Will it all come crashing down again? Maybe. Certainly no one will argue that metal prices will remain at their current peak indefinitely. And whenever people start saying it’s different this time around, the smart money heads for the hills. But for now, the new crop of Vancouver juniors has no time to look in the rearview mirror. As Fronteer’s Mark O’Dea puts it, “We’re cashed up and we’re going to do what we’re supposed to do: go out and find big deposits.”
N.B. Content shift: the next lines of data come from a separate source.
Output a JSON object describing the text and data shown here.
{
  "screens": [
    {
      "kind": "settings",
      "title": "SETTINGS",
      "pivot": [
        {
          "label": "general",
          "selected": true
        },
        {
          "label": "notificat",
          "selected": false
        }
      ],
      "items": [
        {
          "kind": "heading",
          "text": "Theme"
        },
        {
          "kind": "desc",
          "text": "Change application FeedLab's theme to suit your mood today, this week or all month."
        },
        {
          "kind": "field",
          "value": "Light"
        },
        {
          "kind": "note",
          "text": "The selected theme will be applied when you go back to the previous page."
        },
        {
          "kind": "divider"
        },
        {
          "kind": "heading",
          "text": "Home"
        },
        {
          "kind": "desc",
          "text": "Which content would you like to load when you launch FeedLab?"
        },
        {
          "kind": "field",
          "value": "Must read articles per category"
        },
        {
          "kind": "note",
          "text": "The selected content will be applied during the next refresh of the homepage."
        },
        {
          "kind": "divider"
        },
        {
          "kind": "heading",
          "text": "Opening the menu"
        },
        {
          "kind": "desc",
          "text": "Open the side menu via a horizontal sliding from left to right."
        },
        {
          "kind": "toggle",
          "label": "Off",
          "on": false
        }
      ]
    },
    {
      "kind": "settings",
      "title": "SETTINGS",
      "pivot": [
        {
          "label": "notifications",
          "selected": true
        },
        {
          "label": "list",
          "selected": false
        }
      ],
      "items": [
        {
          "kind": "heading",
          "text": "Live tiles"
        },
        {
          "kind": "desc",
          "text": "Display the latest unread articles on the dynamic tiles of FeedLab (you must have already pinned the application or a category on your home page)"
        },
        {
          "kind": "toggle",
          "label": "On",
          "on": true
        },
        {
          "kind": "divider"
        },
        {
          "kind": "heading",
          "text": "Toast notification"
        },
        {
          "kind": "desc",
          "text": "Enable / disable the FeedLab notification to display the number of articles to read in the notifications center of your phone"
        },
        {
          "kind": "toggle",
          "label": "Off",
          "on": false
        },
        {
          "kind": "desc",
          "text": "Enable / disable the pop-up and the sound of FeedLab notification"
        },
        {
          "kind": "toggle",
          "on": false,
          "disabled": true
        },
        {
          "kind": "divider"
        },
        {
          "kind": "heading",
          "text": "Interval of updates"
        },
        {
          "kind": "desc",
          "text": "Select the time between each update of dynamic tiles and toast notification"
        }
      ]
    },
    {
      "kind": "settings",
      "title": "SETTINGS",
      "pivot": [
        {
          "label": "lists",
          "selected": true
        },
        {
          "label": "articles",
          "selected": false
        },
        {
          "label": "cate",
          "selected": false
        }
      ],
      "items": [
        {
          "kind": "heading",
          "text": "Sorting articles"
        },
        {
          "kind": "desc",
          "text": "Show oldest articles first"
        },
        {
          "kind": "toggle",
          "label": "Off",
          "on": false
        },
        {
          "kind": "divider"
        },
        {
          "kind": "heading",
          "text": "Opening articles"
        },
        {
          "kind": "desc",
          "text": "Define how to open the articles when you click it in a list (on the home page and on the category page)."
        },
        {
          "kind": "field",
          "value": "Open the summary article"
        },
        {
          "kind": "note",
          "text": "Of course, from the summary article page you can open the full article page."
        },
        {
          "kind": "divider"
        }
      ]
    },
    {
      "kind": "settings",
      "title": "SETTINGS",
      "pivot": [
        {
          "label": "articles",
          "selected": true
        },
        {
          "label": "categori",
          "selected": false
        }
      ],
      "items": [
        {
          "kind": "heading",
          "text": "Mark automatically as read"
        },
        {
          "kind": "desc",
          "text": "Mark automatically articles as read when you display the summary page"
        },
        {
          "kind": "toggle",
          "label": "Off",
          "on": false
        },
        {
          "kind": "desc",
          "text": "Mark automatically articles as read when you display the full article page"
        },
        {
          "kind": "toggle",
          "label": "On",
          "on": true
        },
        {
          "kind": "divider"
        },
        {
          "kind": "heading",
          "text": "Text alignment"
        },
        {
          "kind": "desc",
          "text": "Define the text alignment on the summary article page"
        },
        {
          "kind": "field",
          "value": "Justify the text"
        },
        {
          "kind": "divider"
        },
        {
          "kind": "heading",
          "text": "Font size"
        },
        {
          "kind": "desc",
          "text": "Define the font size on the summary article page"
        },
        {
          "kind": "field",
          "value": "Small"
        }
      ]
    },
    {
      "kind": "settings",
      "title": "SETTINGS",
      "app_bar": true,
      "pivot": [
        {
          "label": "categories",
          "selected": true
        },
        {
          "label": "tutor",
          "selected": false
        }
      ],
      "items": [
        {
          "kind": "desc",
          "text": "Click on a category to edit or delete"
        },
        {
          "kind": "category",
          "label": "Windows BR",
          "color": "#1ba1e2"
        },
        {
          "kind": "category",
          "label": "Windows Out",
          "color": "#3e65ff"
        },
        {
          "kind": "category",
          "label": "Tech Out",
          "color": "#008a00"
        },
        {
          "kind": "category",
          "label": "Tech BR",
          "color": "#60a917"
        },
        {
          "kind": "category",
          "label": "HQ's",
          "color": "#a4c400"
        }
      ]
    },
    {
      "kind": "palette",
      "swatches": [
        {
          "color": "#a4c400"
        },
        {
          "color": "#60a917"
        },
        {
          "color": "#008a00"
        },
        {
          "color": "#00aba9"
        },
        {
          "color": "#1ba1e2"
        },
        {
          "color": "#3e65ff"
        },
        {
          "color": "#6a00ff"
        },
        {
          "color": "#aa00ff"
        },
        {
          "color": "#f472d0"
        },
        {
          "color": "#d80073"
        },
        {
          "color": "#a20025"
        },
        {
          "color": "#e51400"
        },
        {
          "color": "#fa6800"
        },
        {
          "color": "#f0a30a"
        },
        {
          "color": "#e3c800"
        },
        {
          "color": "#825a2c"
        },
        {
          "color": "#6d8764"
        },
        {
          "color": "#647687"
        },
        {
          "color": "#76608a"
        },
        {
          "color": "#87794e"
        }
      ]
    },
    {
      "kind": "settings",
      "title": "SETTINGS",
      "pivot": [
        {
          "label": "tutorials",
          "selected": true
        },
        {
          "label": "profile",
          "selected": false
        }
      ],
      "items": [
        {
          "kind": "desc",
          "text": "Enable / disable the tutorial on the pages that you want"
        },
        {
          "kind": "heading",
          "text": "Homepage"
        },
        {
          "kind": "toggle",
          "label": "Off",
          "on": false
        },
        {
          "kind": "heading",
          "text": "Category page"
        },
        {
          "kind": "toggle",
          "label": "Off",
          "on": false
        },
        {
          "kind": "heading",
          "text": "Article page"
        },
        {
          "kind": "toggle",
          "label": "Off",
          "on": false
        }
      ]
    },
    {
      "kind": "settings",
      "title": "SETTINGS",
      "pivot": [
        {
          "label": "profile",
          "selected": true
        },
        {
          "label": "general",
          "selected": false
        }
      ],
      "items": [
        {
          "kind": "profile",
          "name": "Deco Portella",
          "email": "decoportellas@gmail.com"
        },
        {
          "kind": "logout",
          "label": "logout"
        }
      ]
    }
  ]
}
Death and resurrection of Vancouver’s junior scene
Vancouver saw its last mining boom in the mid 1990s, when promoters went into overdrive as news of a massive gold find in Indonesia fanned the flames of speculation on the VSE. But following the NDP government’s expropriation of the Windy Craggy mine in 1993, a string of disasters converged in what seemed certain to spell the end of Vancouver’s reign as an internation hub of mineral exploration

1988- The VSE at its best
Local geologist Ron Netolitzky and partners team up with Murray Pezim to raise exploration capital on the VSE. Gold discoveries at the Snip and Eskay Creek properties in northwest B.C. spark a frenzy of trading, pushing share prices into the stratosphere. By the early ’90s, investors, geologists and promoters have cashed in their chips as discoveries move from exploration to production.

1993- Omen of doom
In an unprecedented move, the NDP government expropriates the site of the planned Windy Craggy mine from Royal Oak Mines and turns it into the Tatshenshini-Alsek Provincial Park. Royal Oak kick-starts the mining industry’s exodus from B.C. by picking up stakes and moving its head office from Vancouver to Kirkland, Washington.

1997 The Bre-X debacle
The biggest gold discovery in decades – 200 million ounces in Busang, Indonesia – turns out to be a fraud. When the Calgary company, trading on the ASE, began
hyping its find in 1991, the VSE erupted in a frenzy of speculation and penny investors propelled junior mining stocks to the stratosphere. It comes crashing down in 1997 when independent analyses confirm a massive fraud.

1999 Death of the VSE
Some blame it on Bre-X. Some attribute it to the death of Murray Pezim in 1998. But on the eve of the 21st century, it is clear that the VSE is an anachronism. The VSE hooks up with the Alberta Stock Exchange to become the Canadian Venture Exchange, housed in Calgary. Within two years, it is swallowed by the Toronto Stock Exchange to become the TSX-Venture Exchange.

2006 The return of the juniors
More than 400 junior exploration companies call B.C. home, and they’re raising money like never before. The previous year, 41 B.C.-based juniors went public on the TSX and TSX-Venture Exchanges. In June 2006 one company, Fronteer Development Group, raises $38.4 million.